With the rapid rise in Bitcoin’s value, cybercriminals’ interest in cryptocurrency companies remains high. On December 12, Hong Kong’s largest cryptocurrency exchange, Bitfinex, reported a series of powerful DDoS attacks that caused service disruptions. Attackers are also launching phishing campaigns targeting traders. For example, Fortinet experts identified a new phishing operation in which criminals spread the Orcus remote access trojan (RAT) via malicious ads, disguised as the legitimate Gunbot trading bot.

2. Warning of Possible Cyberattack on Ukraine’s Power Grid

Last week, expert Robert Lee warned of a potential cyberattack on Ukraine’s power systems, similar to incidents in 2015 and 2016. In recent weeks, Lee observed increased activity among developers of the malware used in the 2016 attack. He believes hackers may launch a new attack in December 2017.
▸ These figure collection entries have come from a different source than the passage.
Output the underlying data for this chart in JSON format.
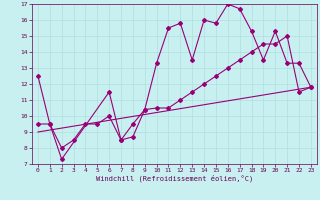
{
  "xlabel": "Windchill (Refroidissement éolien,°C)",
  "bg_color": "#c8f0f0",
  "line_color": "#990077",
  "grid_color": "#b0dede",
  "xlim": [
    -0.5,
    23.5
  ],
  "ylim": [
    7,
    17
  ],
  "xticks": [
    0,
    1,
    2,
    3,
    4,
    5,
    6,
    7,
    8,
    9,
    10,
    11,
    12,
    13,
    14,
    15,
    16,
    17,
    18,
    19,
    20,
    21,
    22,
    23
  ],
  "yticks": [
    7,
    8,
    9,
    10,
    11,
    12,
    13,
    14,
    15,
    16,
    17
  ],
  "line1_x": [
    0,
    1,
    2,
    6,
    7,
    8,
    9,
    10,
    11,
    12,
    13,
    14,
    15,
    16,
    17,
    18,
    19,
    20,
    21,
    22,
    23
  ],
  "line1_y": [
    12.5,
    9.5,
    7.3,
    11.5,
    8.5,
    8.7,
    10.4,
    13.3,
    15.5,
    15.8,
    13.5,
    16.0,
    15.8,
    17.0,
    16.7,
    15.3,
    13.5,
    15.3,
    13.3,
    13.3,
    11.8
  ],
  "line2_x": [
    0,
    1,
    2,
    3,
    4,
    5,
    6,
    7,
    8,
    9,
    10,
    11,
    12,
    13,
    14,
    15,
    16,
    17,
    18,
    19,
    20,
    21,
    22,
    23
  ],
  "line2_y": [
    9.5,
    9.5,
    8.0,
    8.5,
    9.5,
    9.5,
    10.0,
    8.5,
    9.5,
    10.4,
    10.5,
    10.5,
    11.0,
    11.5,
    12.0,
    12.5,
    13.0,
    13.5,
    14.0,
    14.5,
    14.5,
    15.0,
    11.5,
    11.8
  ],
  "line3_x": [
    0,
    23
  ],
  "line3_y": [
    9.0,
    11.8
  ]
}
3. Man-in-the-Middle Attack on Fox-IT Clients

Dutch company Fox-IT reported a hacker attack affecting some of its clients. According to the notification, an unknown attacker carried out a “man-in-the-middle” attack and monitored a limited number of users. The hacker intercepted traffic intended for the Fox-IT domain, used an SSL certificate to read HTTPS data, and then redirected users to the real Fox-IT server.

4. New ROBOT Cryptographic Attack Discovered

A group of experts described a new variant of Daniel Bleichenbacher’s cryptographic attack, which can allow attackers to obtain private cryptographic keys for decrypting HTTPS traffic under certain conditions. The new attack, called ROBOT, affects some products from vendors such as Cisco, Citrix, F5, and Radware, as well as 27 sites from the Alexa Top 10, including Facebook and PayPal.

5. Data Leak Affecting 200,000 Estonians

The past week also saw reports of data breaches. Estonia’s Computer Emergency Response Team (CERT) announced a data leak affecting about 200,000 Estonian users. The leak exposed email addresses and passwords used for authentication on various online resources. Most of the compromised accounts were from the social network LinkedIn.